Presentations will occur in class on the presentation day. After each presentation, the group whose voting machine was red teamed in the previous presentation will go next. You must attend the entire presentation day to receive credit for your presentation. Please remain engaged with the presentations even after yours is complete. To assist with this, no electronics will be allowed during presentations.

The presentation will be graded as follows:

1. Voting machine discussion (10 points). Your presentation should include a brief discussion on your voting machine’s design and features, from the perspective of how legitimate users would interact with your system.
2. Backdoor discussion (20 points). Your presentation should detail the backdoors you included in your voting machine, such as where you hid them, how to exploit them, and what they do to compromise the result of the election.
3. Red team voting machine analysis (20 points). Your presentation should describe the voting machine you received for analysis. This should focus on its code architecture (rather than its functionality). Make sure to highlight what techniques you used to analyze the machine.
4. Red team vulnerability discussion (20 points). Your presentation should identify the vulnerabilities you found as a result of your analysis. The presentation should emphasize those vulnerabilities that are potential backdoors, and what impact those backdoors could have.
5. Red team backdoor exploitation (10 points). Your presentation should prove that the backdoors you found indeed changes the outcome of the election. This can take the form of a series of screenshots that go through the process step-by-step, a recorded video demo, or a live demo.
6. Presentation quality (20 points). The instructor will assess the effort you put into your presentation. Make sure you spend some time polishing your slides and practicing your presentation parts. A rule of thumb: if you are bored giving your presentation, you are boring your audience!
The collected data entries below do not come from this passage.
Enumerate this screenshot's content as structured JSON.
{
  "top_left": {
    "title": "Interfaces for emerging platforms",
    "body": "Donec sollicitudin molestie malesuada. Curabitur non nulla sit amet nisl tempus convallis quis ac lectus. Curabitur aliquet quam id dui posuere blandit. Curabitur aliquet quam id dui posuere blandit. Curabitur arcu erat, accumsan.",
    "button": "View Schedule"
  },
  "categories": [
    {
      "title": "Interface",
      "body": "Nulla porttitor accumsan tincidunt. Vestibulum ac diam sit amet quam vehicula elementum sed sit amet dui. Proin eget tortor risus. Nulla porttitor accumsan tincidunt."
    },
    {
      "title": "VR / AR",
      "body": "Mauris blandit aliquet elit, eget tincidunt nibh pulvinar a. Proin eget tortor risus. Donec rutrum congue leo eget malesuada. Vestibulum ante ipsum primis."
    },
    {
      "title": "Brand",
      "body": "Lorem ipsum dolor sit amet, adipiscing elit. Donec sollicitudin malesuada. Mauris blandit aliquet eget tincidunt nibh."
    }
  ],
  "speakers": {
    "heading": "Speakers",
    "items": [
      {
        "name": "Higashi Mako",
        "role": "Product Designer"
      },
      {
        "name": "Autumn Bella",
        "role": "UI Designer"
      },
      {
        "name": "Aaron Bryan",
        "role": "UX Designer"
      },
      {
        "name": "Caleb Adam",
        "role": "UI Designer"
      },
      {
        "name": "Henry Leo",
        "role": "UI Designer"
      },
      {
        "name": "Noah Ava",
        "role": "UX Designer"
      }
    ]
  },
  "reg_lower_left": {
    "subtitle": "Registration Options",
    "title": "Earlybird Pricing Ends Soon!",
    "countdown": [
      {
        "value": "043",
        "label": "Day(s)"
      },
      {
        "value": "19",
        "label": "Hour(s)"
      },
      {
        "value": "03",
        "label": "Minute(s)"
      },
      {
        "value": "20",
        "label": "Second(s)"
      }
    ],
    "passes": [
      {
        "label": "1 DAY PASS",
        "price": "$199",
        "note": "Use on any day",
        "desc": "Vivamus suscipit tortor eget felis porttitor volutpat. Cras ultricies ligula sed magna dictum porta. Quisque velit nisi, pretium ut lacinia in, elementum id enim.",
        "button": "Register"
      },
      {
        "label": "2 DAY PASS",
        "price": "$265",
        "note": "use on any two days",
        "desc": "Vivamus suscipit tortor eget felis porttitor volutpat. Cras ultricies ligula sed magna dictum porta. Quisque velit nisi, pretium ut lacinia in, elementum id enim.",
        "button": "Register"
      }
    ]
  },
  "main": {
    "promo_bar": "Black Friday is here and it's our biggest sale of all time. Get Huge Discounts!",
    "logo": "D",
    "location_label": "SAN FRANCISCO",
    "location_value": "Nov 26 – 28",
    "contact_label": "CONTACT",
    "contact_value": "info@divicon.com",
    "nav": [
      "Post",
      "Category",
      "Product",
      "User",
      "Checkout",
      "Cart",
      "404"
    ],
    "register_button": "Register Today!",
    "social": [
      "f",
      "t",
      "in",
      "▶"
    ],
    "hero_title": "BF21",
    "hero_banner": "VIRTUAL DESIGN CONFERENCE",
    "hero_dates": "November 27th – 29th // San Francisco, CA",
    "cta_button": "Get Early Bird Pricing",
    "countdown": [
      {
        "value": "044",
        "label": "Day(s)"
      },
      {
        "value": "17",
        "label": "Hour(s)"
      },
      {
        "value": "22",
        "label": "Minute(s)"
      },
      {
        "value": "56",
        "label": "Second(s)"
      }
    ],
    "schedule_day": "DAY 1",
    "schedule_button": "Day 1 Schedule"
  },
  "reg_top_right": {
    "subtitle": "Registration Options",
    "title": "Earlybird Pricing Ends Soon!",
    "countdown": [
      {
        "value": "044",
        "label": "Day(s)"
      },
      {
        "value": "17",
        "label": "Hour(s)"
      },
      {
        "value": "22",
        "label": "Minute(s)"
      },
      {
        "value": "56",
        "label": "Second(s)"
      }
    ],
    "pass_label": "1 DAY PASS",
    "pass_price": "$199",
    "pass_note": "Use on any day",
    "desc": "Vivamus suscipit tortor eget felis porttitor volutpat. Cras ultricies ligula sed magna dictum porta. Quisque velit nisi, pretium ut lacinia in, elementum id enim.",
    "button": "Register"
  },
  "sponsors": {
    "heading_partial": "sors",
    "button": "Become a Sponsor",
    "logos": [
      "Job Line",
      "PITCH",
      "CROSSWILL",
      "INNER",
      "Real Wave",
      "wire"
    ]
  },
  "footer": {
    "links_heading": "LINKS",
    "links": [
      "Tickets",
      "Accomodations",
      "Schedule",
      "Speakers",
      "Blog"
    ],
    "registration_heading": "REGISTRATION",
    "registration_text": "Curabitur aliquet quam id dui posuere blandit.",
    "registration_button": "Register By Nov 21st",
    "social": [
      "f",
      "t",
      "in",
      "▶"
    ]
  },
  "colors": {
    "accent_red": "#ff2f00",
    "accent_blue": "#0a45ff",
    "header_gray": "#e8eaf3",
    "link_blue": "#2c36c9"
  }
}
Your total score on the presentation, out of 100 points, will form 10% of your final grade in the course.

Check-ins

At various milestones in the project, the instructor will assign small check-in activities in class. These check-ins are designed to see if your group is on-track to complete the project on time. There will be 4 check-ins, accompanied by in-class work time for your group:

1. Voting machine design and implementation
2. Backdoors in your voting machine
3. Demo practice
4. Red team analysis

These check-ins are graded only for completion, and in total will form 5% of your final grade in the course. If you are struggling during the check-ins, make sure to reach out for help!

Attribution

The original version of this project was developed for the course Security & Privacy in Computing at Johns Hopkins University. More information can be found in “Root the (Ballot) Box: Designing Security Engineering Courses with E-Voting”, a poster published in the proceedings of the ACM Technical Symposium on Computer Science Education 2024 (SIGCSE ’24).